Considerable confusion exists in the decisions of the courts of New York and Ohio, and it is held in In re Luxton & Black Co., 35 App. Div. 243, 54 N. Y. Supp. 778, that an agent selling pianos on commission was included in the act, and in Lewis v. Dawson, 6 Ohio Cir. Ct. R. 243, that a person selling the product of a manufacturing company partly on salary and partly on commission was entitled to its benefit. But, while this is true, such cases can clearly be distinguished from the one here, in one important particular at least, for in those cases a single individual was employed to sell such of the product as his effort would enable him to do, to the exclusion of other employment by others; here a firm composed of several individuals, located in a large city and engaged in the business of selling agents, undertakes by con*955tract to sell the output of the corporation solely for a commission. It does not appear how many different and independent contracts from other manufacturing companies this partnership, as selling agents, may have; but from what is disclosed it is a reasonable assumption that their sole employment is not confined to that with bankrupt.

Finally, the Circuit Court of Appeals for this Fourth Circuit in Tucker v. Bryan, decided February 4, 1913, but for some reason delayed in its publication in the Federal Reporter until December 31, 1914 (217 Fed. 576), construing the Virginia statute, has held “persons contracting to log and cut timber for a stated price per thousand feet for the lumber produced” are not entitled to a lien under the terms of the statute. Therefore, convinced as I am that these statutes were enacted for the protection of those engaged in some capacity involving physical and manual labor in connection with the manufactured product of a corporation like bankrupt, I hold these petitioners not entitled tó a lien under this West Virginia statute.

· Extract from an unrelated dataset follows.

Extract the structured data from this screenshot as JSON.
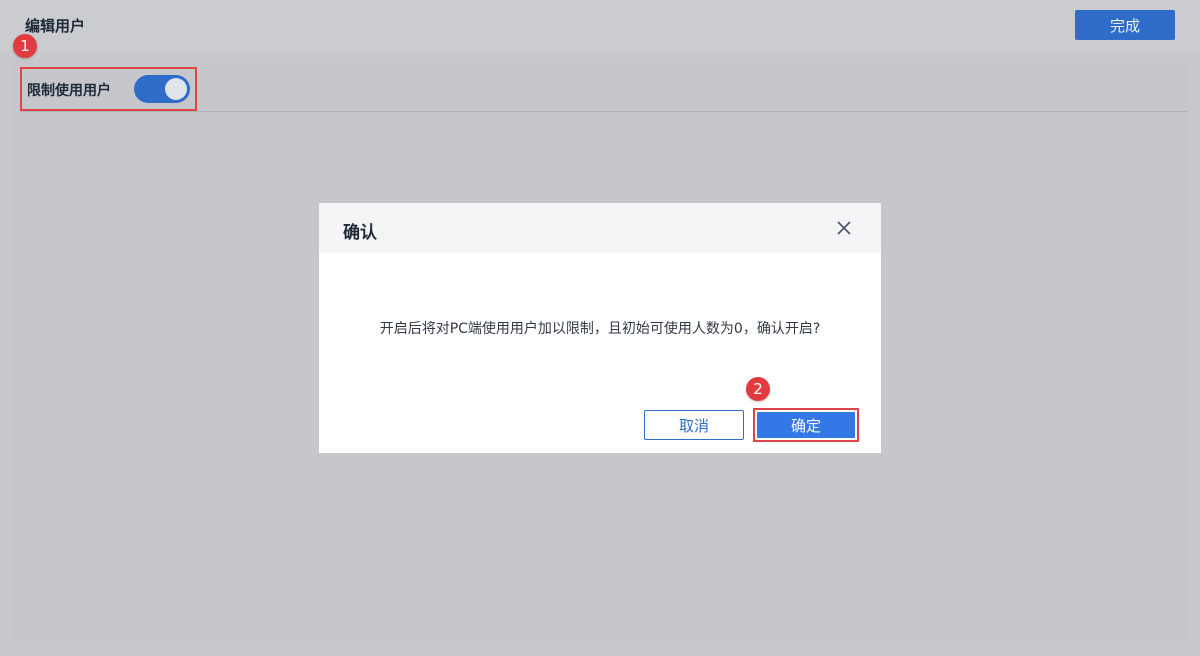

[2] This conclusion obviates any necessity of answering the first proposition contained in the second question, to the effect that, if entitled to preference, does section 64b, cl. 4, of the Bankruptcy Act limit petitioners’ right to preference to a maximum of $300. In order, however, that uniformity may exist in the decision of this question by referees in this district, I hold that it does so limit the right in all bankruptcy cases, regardless of state statutes to the contrary. To my mind the reasoning and conclusion of the Circuit Court of Appeals for the Seventh Circuit (In re Rouse, 91 Fed. 96, 33 C. C. A. 356) is decisive of the question.

[3] This brings us to the last proposition — whether section 64b, cl. 4, of 'the Bankruptcy Act independently is broad enough to authorize to petitioners a preference for $300, part of their claim. Grave doubt arises as to this. It certainly was not, as hereinbefore shown, prior to the amendment of 1906. The whole question must turn upon the construction to be- given the words thereby inserted, “traveling or city salesmen.” What is meant by “city salesmen”? Are we to construe them to refer to that class of men who canvass cities for wholesale dealers or manufacturers, for the purpose of selling their goods and wares to retail merchants, or to persons, like petitioners, located in the cities, undertaking as selling agents to sell the product of manufacturers and miners operating elsewhere, or are the words broad enough to include both? The referee manifestly thought the latter. No objection in this regard was taken by contesting creditors to his ruling. Besides, all these objections have arisen solely on the motion to file petitioners’ claim, not upon evidence taken as to its validity or character. The objections made were in the nature of a demurrer to the proof of claim, and had, at the time made, to be determined alone upon the allegations of fact contained in these proofs. Even if in doubt as to whether or not petitioners were entitled to $300 preference, it was perfectly proper for the referee to allow the claim to be filed and contest be made, if desired by trustee or creditors afterwards as to its validity as a preference.

I am therefore of opinion that the ruling of the referee complained of is without error, and should be in all respects affirmed.